Ohio elections chief orders counties to upgrade security
COLUMBUS (AP) — Ohio’s elections chief ordered county boards of elections on Tuesday to undergo a host of security upgrades that he says will guard against cyberattacks and other threats ahead of the 2020 election.
Republican Secretary of State Frank LaRose said his goal is to position Ohio as a national leader in election security that goes beyond voting machines to the boards’ software systems, email accounts and websites.
“Even the most secure IT environments have lists of things that they want to do to become more secure, so it’s not to say that we have some sort of massive vulnerability,” he said. “But we know that when we have computer systems and personnel involved, there’s always room for improvement.”
LaRose’s directive expands on the findings of a statewide review conducted last year.
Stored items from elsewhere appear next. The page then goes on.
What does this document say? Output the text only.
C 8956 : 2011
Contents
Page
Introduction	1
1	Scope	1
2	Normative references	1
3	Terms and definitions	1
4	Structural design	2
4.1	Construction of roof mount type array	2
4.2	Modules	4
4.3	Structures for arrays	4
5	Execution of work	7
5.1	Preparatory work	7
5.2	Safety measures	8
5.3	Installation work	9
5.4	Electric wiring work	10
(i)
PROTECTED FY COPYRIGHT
He said he is making available up to $12 million in Help America Vote Act money to pay for the upgrades.
The order requires all 88 county boards to request four services from the Department of Homeland Security by July 19: a risk and vulnerability assessment, remote system testing, a communications review and an in-depth hunt for cyber threats.
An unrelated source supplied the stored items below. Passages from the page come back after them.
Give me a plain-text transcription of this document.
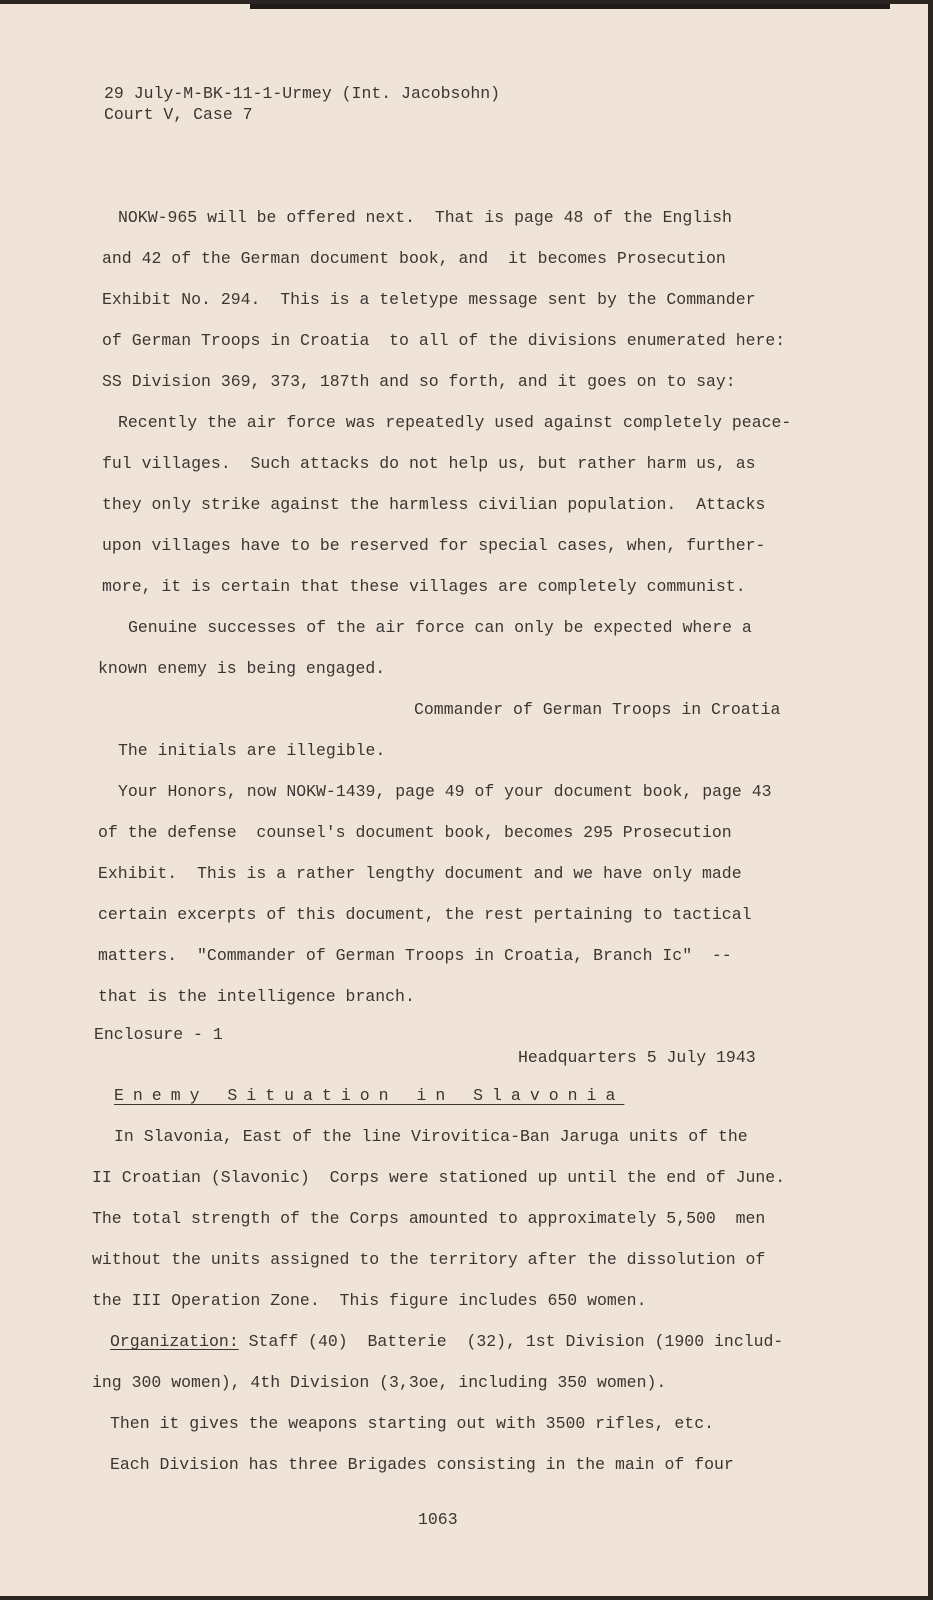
29 July-M-BK-11-1-Urmey (Int. Jacobsohn)
Court V, Case 7
NOKW-965 will be offered next.  That is page 48 of the English
and 42 of the German document book, and  it becomes Prosecution
Exhibit No. 294.  This is a teletype message sent by the Commander
of German Troops in Croatia  to all of the divisions enumerated here:
SS Division 369, 373, 187th and so forth, and it goes on to say:
Recently the air force was repeatedly used against completely peace-
ful villages.  Such attacks do not help us, but rather harm us, as
they only strike against the harmless civilian population.  Attacks
upon villages have to be reserved for special cases, when, further-
more, it is certain that these villages are completely communist.
Genuine successes of the air force can only be expected where a
known enemy is being engaged.
Commander of German Troops in Croatia
The initials are illegible.
Your Honors, now NOKW-1439, page 49 of your document book, page 43
of the defense  counsel's document book, becomes 295 Prosecution
Exhibit.  This is a rather lengthy document and we have only made
certain excerpts of this document, the rest pertaining to tactical
matters.  "Commander of German Troops in Croatia, Branch Ic"  --
that is the intelligence branch.
Enclosure - 1
Headquarters 5 July 1943
Enemy Situation in Slavonia
In Slavonia, East of the line Virovitica-Ban Jaruga units of the
II Croatian (Slavonic)  Corps were stationed up until the end of June.
The total strength of the Corps amounted to approximately 5,500  men
without the units assigned to the territory after the dissolution of
the III Operation Zone.  This figure includes 650 women.
Organization: Staff (40)  Batterie  (32), 1st Division (1900 includ-
ing 300 women), 4th Division (3,3oe, including 350 women).
Then it gives the weapons starting out with 3500 rifles, etc.
Each Division has three Brigades consisting in the main of four
1063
Each board must also install special intrusion detection devices and a so-called “black box” tool for system security, both provided by LaRose’s office.
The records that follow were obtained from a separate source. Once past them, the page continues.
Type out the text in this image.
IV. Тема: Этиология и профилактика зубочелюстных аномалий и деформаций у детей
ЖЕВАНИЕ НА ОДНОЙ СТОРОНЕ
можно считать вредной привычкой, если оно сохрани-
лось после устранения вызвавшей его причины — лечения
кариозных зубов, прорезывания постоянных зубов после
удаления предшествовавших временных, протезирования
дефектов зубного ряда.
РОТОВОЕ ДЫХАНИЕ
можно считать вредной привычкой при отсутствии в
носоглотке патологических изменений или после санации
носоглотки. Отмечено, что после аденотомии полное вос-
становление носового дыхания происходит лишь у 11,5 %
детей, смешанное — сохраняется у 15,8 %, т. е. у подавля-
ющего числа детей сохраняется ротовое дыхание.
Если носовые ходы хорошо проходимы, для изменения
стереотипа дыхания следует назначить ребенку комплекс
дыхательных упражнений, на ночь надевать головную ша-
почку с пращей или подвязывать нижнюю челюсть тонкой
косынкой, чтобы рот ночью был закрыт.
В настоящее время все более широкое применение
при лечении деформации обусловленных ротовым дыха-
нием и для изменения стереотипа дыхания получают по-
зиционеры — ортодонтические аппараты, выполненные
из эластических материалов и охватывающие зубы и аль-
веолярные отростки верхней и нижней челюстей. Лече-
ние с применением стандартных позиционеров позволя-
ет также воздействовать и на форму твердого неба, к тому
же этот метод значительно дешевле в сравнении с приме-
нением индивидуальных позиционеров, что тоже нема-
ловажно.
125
LaRose also is requiring any boards that aren’t already to begin using a new, secure email system, to conduct annual cybersecurity and physical security training sessions and to perform criminal background checks on all permanent employees, vendors and contractors who perform sensitive services. Their websites also must be updated and given uniform “.gov” suffixes, he said.
The improvements must be completed by Jan. 31.
“This is about assuring, when the eyes of the world are on Ohio in 2020, that we will have completed this checklist that each county has, to make sure that our election infrastructure is protected,” he said.